O que consegui realizar? Há ainda tarefas que eu gostaria de completar, ou há outras para realizar? Como eu lido com minhas limitações? Estou cuidando do corpo, da memória, dos órgãos dos sentidos? Existem relacionamentos que não foram absorvidos, onde tenham ficado questões em aberto? Como está a questão dos meus bens? Como está a questão da aposentadoria? Tenho momentos de graça, sentimentos de gratidão e alegria? Sou capaz de perdoar? (2000, 151).

Não podemos detalhar aqui todo este sistema de desenvolvimento biográfico, que tem várias aplicações práticas e desdobramentos na própria Antroposofia. Para nós, ele é importante como parte de nossa estratégia de construção de parâmetros para elaboração de Mapas Biográficos da Subjetividade, em que se possa visualizar as crises e o desenvolvimento do biografado de 7 em 7 anos.

Então, recapitulemos: para evitar que o estudo (auto) biográfico da subjetividade caia no subjetivismo, prescrevemos inicialmente um mapa do contexto social da biografia, subdividido em cenários (histórico, familiar, geográfico, educacional, etc) com seus fatores condicionantes específicos. Esta primeira proposição corresponde a um enquadramento social objetivo, 1º nível de interpretação hermenêutica. Em seguida, para investigar a dimensão psicológica da subjetividade biografada propomos a adoção dos modelos oriundos das psicologias tipológica e biográfica, principalmente os mapas cronológicos por setênio. O objetivo deste procedimento é estabelecer parâmetros biológicos comuns, universais para todas as biografias, deixando assim ressaltadas as diferenças subjetivas no desenvolvimento da personalidade. Este procedimento corresponde ao 2º nível de interpretação hermenêutica, o simbólico.

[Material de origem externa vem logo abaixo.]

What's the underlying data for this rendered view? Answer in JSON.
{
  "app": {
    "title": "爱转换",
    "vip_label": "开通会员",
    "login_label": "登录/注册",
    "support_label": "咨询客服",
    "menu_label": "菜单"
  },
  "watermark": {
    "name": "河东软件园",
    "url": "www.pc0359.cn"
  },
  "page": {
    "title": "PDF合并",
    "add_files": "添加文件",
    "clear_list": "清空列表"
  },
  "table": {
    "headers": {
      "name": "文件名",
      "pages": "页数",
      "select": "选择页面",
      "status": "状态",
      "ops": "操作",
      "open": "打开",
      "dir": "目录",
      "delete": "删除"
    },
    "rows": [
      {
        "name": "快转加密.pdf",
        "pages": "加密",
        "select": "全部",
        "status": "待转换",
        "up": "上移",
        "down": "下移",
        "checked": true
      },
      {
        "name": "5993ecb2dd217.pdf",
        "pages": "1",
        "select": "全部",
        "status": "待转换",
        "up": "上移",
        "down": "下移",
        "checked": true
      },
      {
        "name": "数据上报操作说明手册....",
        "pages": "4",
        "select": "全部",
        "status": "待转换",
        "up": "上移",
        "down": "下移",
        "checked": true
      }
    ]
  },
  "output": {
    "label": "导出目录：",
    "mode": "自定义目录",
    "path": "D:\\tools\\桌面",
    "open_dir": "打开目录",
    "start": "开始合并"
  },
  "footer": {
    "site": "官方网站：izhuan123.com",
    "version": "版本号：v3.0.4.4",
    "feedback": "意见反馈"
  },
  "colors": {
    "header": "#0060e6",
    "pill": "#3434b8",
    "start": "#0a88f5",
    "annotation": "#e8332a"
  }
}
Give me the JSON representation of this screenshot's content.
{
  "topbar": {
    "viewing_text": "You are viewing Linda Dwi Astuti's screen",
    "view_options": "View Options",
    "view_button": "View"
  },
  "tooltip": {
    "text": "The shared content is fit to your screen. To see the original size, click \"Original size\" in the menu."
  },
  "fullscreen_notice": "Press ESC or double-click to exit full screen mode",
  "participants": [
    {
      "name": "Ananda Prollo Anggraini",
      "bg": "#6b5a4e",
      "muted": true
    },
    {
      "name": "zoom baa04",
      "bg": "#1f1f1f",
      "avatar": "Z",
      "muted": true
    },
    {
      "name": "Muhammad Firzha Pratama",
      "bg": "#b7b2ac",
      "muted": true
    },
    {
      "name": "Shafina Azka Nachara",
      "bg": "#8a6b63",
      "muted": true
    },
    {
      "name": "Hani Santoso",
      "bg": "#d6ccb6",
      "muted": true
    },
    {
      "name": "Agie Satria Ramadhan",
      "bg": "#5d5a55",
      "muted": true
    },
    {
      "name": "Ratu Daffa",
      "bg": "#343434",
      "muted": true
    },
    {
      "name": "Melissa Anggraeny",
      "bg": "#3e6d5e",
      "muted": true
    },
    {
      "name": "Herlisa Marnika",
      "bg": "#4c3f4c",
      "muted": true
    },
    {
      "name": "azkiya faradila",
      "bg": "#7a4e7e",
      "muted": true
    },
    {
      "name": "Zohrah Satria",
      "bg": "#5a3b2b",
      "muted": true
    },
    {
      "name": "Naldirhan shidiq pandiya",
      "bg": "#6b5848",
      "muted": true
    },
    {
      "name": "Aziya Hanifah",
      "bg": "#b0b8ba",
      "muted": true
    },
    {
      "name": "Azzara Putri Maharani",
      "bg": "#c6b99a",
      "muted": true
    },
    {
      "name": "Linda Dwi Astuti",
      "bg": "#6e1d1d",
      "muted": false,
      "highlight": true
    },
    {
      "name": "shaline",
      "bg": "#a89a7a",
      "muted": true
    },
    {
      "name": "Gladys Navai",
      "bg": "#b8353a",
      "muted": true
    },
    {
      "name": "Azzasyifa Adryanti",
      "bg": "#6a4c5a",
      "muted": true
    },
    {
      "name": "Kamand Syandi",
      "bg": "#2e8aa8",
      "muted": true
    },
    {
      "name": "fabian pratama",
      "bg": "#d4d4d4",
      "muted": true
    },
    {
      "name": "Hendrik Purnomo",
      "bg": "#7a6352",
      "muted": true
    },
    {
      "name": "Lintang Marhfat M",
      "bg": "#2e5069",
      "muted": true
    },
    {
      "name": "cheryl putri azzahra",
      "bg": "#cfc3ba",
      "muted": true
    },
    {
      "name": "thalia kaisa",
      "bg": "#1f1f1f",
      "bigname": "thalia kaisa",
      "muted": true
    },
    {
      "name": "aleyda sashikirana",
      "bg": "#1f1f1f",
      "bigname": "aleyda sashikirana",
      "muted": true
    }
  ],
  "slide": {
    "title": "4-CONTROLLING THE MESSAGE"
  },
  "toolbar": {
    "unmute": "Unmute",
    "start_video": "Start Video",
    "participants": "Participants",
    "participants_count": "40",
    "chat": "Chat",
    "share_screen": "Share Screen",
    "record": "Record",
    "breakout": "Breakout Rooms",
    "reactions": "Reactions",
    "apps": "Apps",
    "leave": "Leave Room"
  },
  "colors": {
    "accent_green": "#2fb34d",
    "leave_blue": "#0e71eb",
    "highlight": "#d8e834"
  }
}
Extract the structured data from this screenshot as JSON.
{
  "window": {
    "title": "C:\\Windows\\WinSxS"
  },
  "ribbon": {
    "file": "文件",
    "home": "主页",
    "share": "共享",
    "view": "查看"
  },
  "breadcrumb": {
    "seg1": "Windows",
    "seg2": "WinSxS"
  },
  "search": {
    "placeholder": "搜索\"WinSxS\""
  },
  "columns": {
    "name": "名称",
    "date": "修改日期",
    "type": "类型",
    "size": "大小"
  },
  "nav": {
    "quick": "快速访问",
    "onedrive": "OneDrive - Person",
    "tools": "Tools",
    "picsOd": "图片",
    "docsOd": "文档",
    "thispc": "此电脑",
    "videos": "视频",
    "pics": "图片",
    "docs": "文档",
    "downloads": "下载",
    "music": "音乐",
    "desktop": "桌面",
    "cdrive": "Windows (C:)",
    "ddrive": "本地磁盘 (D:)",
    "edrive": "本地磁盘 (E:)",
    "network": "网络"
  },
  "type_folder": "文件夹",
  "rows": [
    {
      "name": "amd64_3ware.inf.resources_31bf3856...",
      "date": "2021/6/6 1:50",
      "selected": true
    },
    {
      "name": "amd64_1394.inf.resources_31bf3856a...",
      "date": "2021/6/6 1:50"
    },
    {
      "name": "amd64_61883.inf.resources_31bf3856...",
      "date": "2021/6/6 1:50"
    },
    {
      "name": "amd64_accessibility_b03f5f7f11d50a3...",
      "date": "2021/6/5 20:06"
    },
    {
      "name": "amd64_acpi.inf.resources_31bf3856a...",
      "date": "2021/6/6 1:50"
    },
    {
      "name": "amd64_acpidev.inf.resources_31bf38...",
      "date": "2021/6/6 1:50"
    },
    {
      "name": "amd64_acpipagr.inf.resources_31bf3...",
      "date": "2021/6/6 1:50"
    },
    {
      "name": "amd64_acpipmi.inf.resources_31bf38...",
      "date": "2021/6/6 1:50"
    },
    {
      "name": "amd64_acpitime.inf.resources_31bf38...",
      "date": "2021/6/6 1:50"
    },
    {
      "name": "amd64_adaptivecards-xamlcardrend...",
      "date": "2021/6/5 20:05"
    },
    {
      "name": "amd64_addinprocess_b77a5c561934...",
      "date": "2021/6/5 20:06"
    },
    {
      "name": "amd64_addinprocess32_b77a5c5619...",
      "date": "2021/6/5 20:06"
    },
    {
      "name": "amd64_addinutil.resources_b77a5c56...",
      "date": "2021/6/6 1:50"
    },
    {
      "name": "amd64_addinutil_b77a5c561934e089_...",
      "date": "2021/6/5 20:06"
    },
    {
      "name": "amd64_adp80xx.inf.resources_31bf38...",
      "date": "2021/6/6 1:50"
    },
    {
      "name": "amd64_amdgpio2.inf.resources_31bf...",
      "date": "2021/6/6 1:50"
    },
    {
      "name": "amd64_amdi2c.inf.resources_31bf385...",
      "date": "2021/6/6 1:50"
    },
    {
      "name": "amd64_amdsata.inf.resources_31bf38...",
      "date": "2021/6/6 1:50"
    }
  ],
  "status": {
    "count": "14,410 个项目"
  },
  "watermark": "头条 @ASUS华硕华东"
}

E para estuda a intersubjetividade, 3º nível de interpretação hermenêutica, adotamos o mapa das relações dialógicas de identidade, e fizemos algumas considerações sobre o papel de interlocutor na organização de biografias. Na verdade invertemos a ordem do 2o e 3o procedimento para facilitar a apresentação das idéias, mas, na hermenêutica, ‘a ordem dos fatores não altera o produto’, uma vez que seus procedimentos servem tanto para compreender como para explicar e podem ser aplicados simultaneamente. E o quarto passo, o arquetípico e hipertextual, a que procedimento corresponde nesta metodologia de estudo da subjetividade biográfica? A Entrevista-performance e seu roteiro organizado a partir dos mapas anteriores.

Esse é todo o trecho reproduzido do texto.